L'expérience charmait. Et surtout, elle était à la hauteur des représentations qu'on en faisait à tous points de vue. La clientèle ne cessait de grandir. Quelques mois suffirent pour atteindre le succès. L'établissement était toujours plein. Impossible de s'y présenter sans avoir fait, au préalable, des réservations. Il fallait s'y prendre d'avance en plus. Ça marchait vraiment, leur affaire. Ça m'impressionnait.
Le bon ascenseur
J'avais la nette impression qu'ils avaient pris le bon ascenseur. Celui qui vous propulse directement en haut, au dernier étage, celui du succès.
Nouvellement en affaires, j'aspirais à en faire tout autant. Mais il me semblait que nous n'avions pas pris le même ascenseur.

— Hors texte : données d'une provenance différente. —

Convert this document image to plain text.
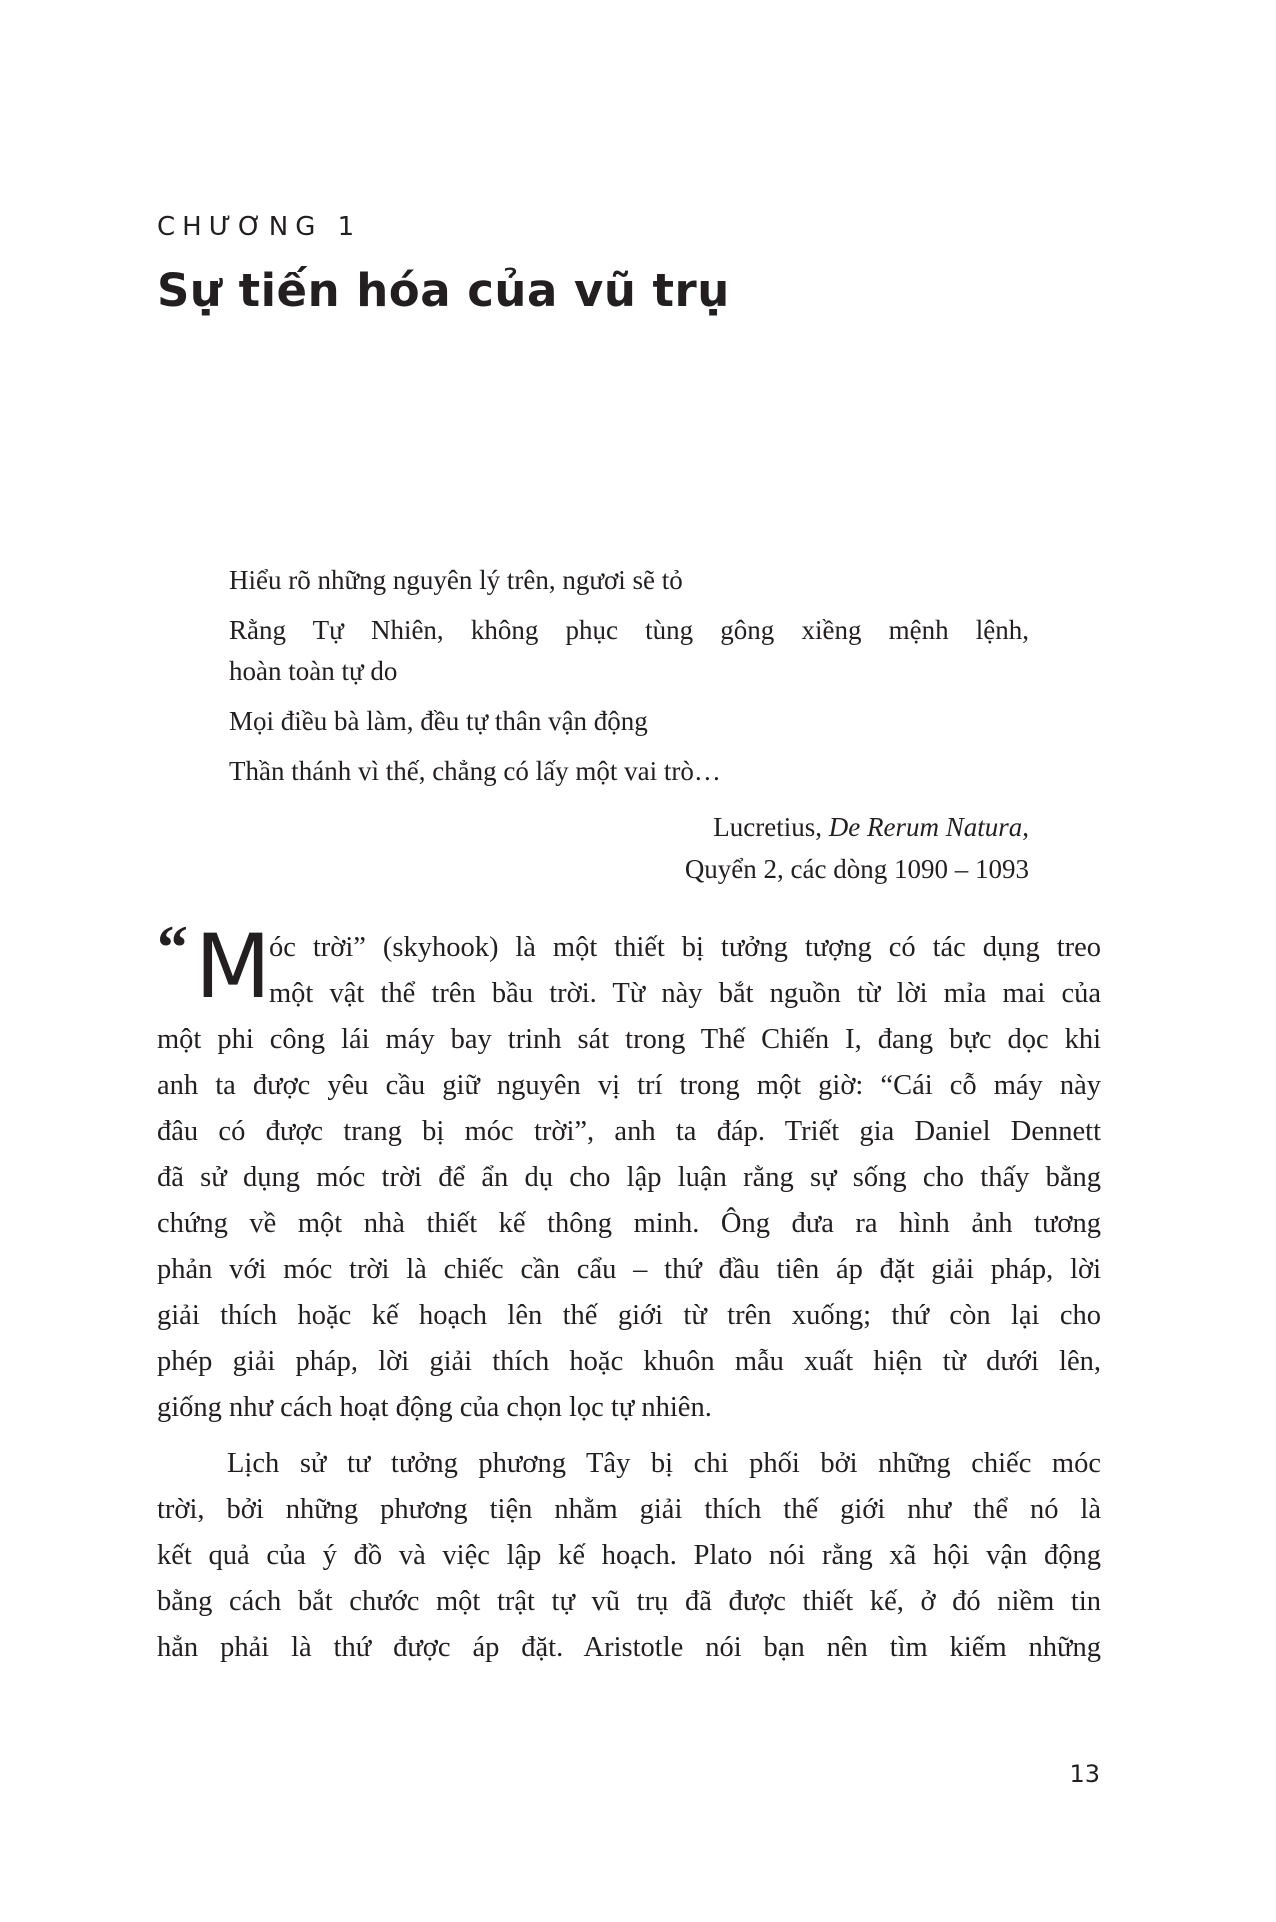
CHƯƠNG 1
Sự tiến hóa của vũ trụ
Hiểu rõ những nguyên lý trên, ngươi sẽ tỏ
Rằng Tự Nhiên, không phục tùng gông xiềng mệnh lệnh,
hoàn toàn tự do
Mọi điều bà làm, đều tự thân vận động
Thần thánh vì thế, chẳng có lấy một vai trò…
Lucretius, De Rerum Natura,
Quyển 2, các dòng 1090 – 1093
“ M
óc trời” (skyhook) là một thiết bị tưởng tượng có tác dụng treo
một vật thể trên bầu trời. Từ này bắt nguồn từ lời mỉa mai của
một phi công lái máy bay trinh sát trong Thế Chiến I, đang bực dọc khi
anh ta được yêu cầu giữ nguyên vị trí trong một giờ: “Cái cỗ máy này
đâu có được trang bị móc trời”, anh ta đáp. Triết gia Daniel Dennett
đã sử dụng móc trời để ẩn dụ cho lập luận rằng sự sống cho thấy bằng
chứng về một nhà thiết kế thông minh. Ông đưa ra hình ảnh tương
phản với móc trời là chiếc cần cẩu – thứ đầu tiên áp đặt giải pháp, lời
giải thích hoặc kế hoạch lên thế giới từ trên xuống; thứ còn lại cho
phép giải pháp, lời giải thích hoặc khuôn mẫu xuất hiện từ dưới lên,
giống như cách hoạt động của chọn lọc tự nhiên.
Lịch sử tư tưởng phương Tây bị chi phối bởi những chiếc móc
trời, bởi những phương tiện nhằm giải thích thế giới như thể nó là
kết quả của ý đồ và việc lập kế hoạch. Plato nói rằng xã hội vận động
bằng cách bắt chước một trật tự vũ trụ đã được thiết kế, ở đó niềm tin
hẳn phải là thứ được áp đặt. Aristotle nói bạn nên tìm kiếm những
13
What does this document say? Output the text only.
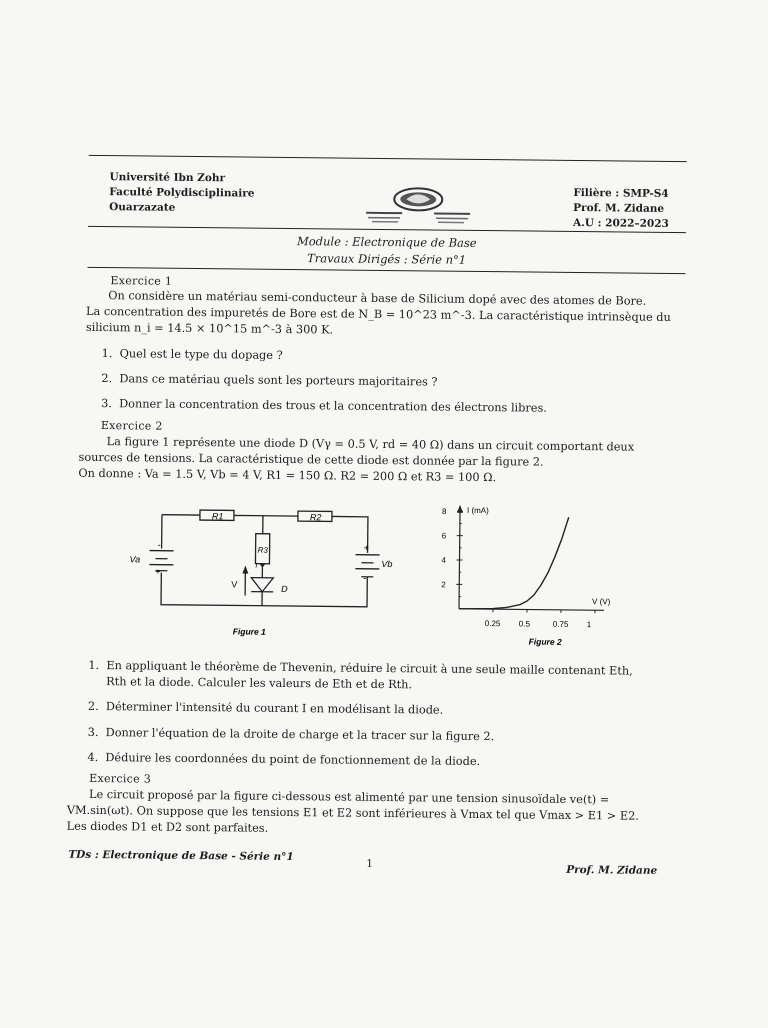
Université Ibn Zohr
Faculté Polydisciplinaire
Ouarzazate
Filière : SMP-S4
Prof. M. Zidane
A.U : 2022–2023
Module : Electronique de Base
Travaux Dirigés : Série n°1
Exercice 1
On considère un matériau semi-conducteur à base de Silicium dopé avec des atomes de Bore.
La concentration des impuretés de Bore est de N_B = 10^23 m^-3. La caractéristique intrinsèque du
silicium n_i = 14.5 × 10^15 m^-3 à 300 K.
1. Quel est le type du dopage ?
2. Dans ce matériau quels sont les porteurs majoritaires ?
3. Donner la concentration des trous et la concentration des électrons libres.
Exercice 2
La figure 1 représente une diode D (Vγ = 0.5 V, rd = 40 Ω) dans un circuit comportant deux
sources de tensions. La caractéristique de cette diode est donnée par la figure 2.
On donne : Va = 1.5 V, Vb = 4 V, R1 = 150 Ω. R2 = 200 Ω et R3 = 100 Ω.
R1	R2
R3
I
Va	Vb
V	D
-
+
+
-
Figure 1
8
6
4
2
0.25 0.5	0.75 1
I (mA)
V (V)
Figure 2
1. En appliquant le théorème de Thevenin, réduire le circuit à une seule maille contenant Eth,
Rth et la diode. Calculer les valeurs de Eth et de Rth.
2. Déterminer l'intensité du courant I en modélisant la diode.
3. Donner l'équation de la droite de charge et la tracer sur la figure 2.
4. Déduire les coordonnées du point de fonctionnement de la diode.
Exercice 3
Le circuit proposé par la figure ci-dessous est alimenté par une tension sinusoïdale ve(t) =
VM.sin(ωt). On suppose que les tensions E1 et E2 sont inférieures à Vmax tel que Vmax > E1 > E2.
Les diodes D1 et D2 sont parfaites.
TDs : Electronique de Base - Série n°1
1
Prof. M. Zidane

Le nôtre s'arrêtait pratiquement à tous les étages.
Parfois, il nous faisait même redescendre de quelques-uns. Souvent, nous devions attendre un bon bout de temps avant que notre fameux ascenseur finisse par repartir.
Après plusieurs années, nous atteignîmes enfin une étape intéressante dans notre ascension. On décida de souligner cette atteinte d'une façon toute particulière à l'occasion de notre party de Noël. Tous nos employés furent invités à souper. Destination : le restaurant du succès.
Un cas isolé ?
Trois heures après avoir pris place à notre table dûment réservée, nous n'avions toujours rien à nous mettre sous la dent. J'étais hors de moi. Mais que se passait-il ? L'établissement avait-il changé de propriétaires ou quoi ?
Je demandai à parler au gérant. Surprise, l'un des fondateurs vint me voir. Je lui expliquai la situation. D'un air complètement désintéressé, il me retourna à ma table comme si j'étais le moindre de ses clients. Stupéfaite, je regardai autour de moi. Le restaurant était toujours bondé et populaire. Étions-nous tout simplement victimes d'un cas isolé ?
Une ou deux années passèrent. Et un jour, un concours de circonstances m'amena de nouveau dans le restaurant du succès. Complètement vide. Je n'arrivais pas à y croire. L'endroit, qui avait à une certaine époque été l'un des plus prisés en ville, était devenu désert.
La leçon de tout ça ?
Est-ce que tout ce qui monte rapidement et de manière spectaculaire risque automatiquement de redescendre un jour ? Pas du tout. Mais un entrepreneur ne peut jamais tenir le succès pour acquis. Peu importe la vitesse et la nature de l'ascension de son entreprise.